La campagne se déplace sur le terrain des affaires. Nicolas Sarkozy et François Hollande ont polémiqué hier  par médias interposés sur les financements douteux dont  ils s'accusent réciproquement. Sur RTL, le président-candidat venait de démentir à nouveau tout financement illégal de sa campagne présidentielle de 2007 et de renouveler  sa confiance «totale» dans son  trésorier de campagne de l'époque, Éric Wœrth, déclarant qu'à «l'évidence», il n'avait reçu aucune somme en liquide de Patrice de Maistre.
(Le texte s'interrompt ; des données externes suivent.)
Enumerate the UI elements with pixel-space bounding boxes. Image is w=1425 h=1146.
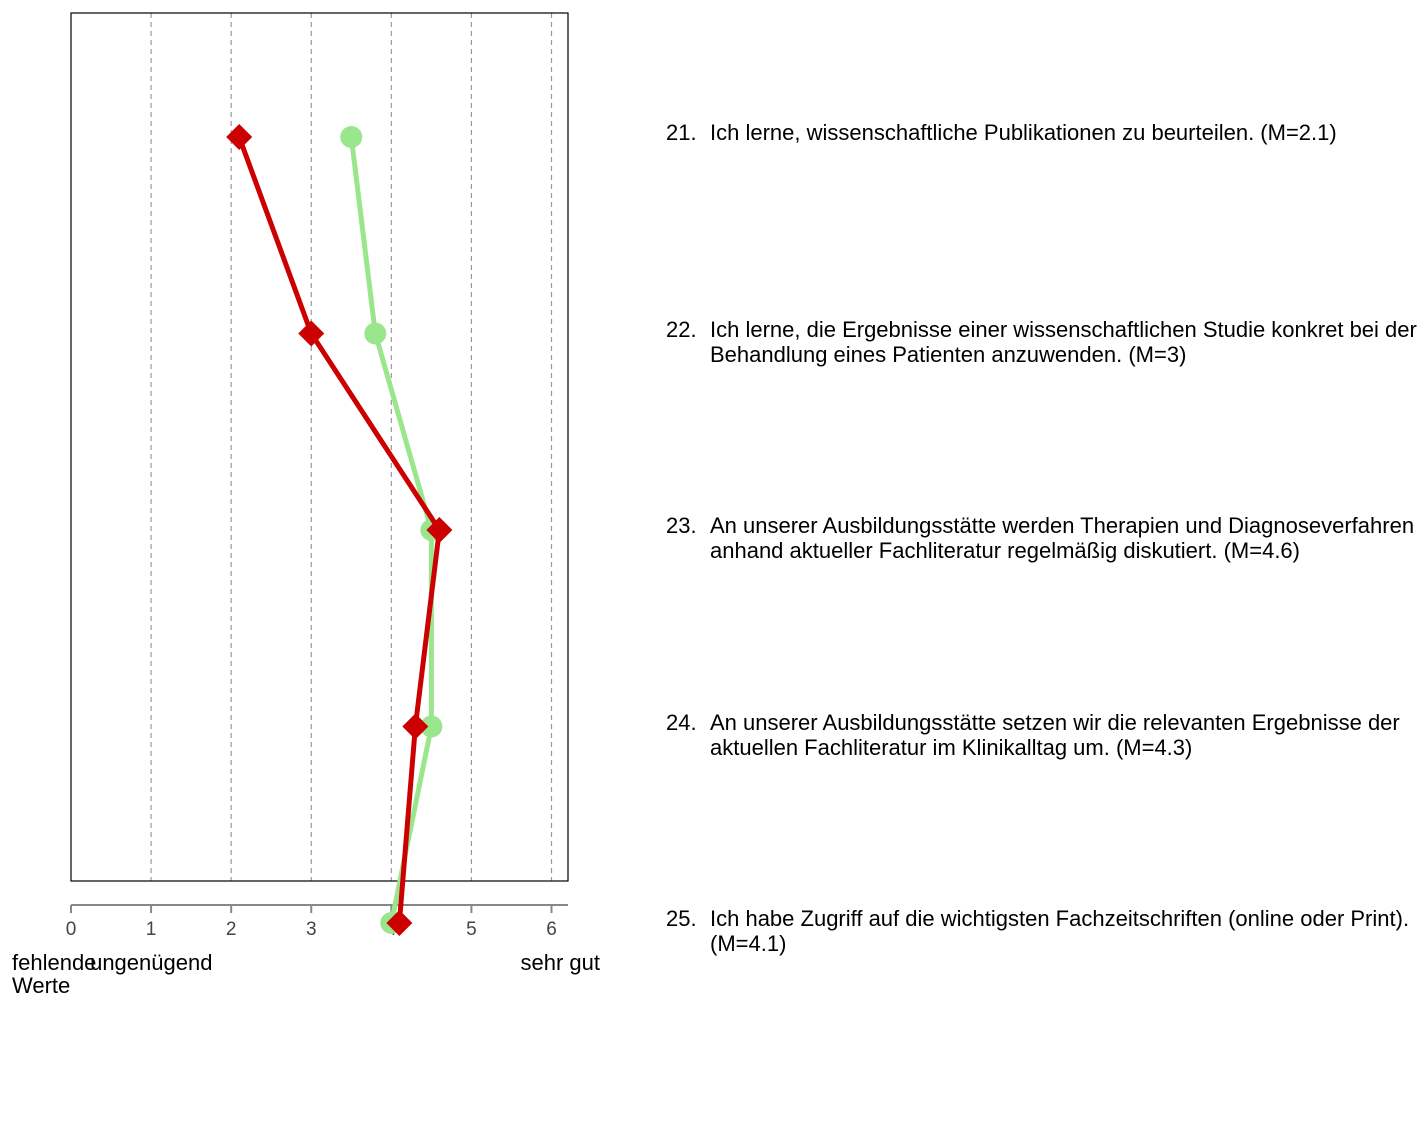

Puis, il avait ajouté qu'il faudrait demander à M. Hollande «pourquoi, en dix ans de Parti socialiste, il a pu laisser la fédération des Bouches-du-Rhône avec un système mafieux de financement» et poser également des questions sur le Pas-de-Calais.

C'est «une méthode pour ne pas répondre à la question qui lui était posée, qui concernait le financement de sa propre campagne, des soupçons qui existent et ce qui s'est passé aussi en 1995 dans la campagne Balladur», a rétorqué  Hollande en déplacement à Vaulx-en-Velin.

«J'ai été Premier secrétaire du PS pendant dix ans, eh bien il n'y a eu aucune procédure qui a été engagée dans quelque fédération que ce soit», a rétorqué M. Hollande. «S'il y en avait eu, j'aurais immédiatement procédé à un certain nombre de sanctions».

Donc, Nicolas Sarkozy «est une nouvelle fois mal inspiré, peut-être parce qu'il avait des inquiétudes», a poursuivi le candidat socialiste.

Concernant les Bouches-du-Rhône, aucune procédure judiciaire ne concerne la fédération, «cela concerne une personne qui n'est plus d'ailleurs au PS», a ajouté le candidat socialiste à propos de Jean-Noël Guérini, président du conseil général des Bouches-du-Rhône mis en examen depuis le 8 septembre 2011 dans une affaire de marchés publics impliquant son frère Alexandre. Visé par des soupçons de prise illégale d'intérêt, trafic d'influence et association de malfaiteurs, l'élu s'était immédiatement mis en congé lui-même du PS «pour ne pas gêner (ses) camarades», alors que démarrait la campagne présidentielle avec le processus de la primaire.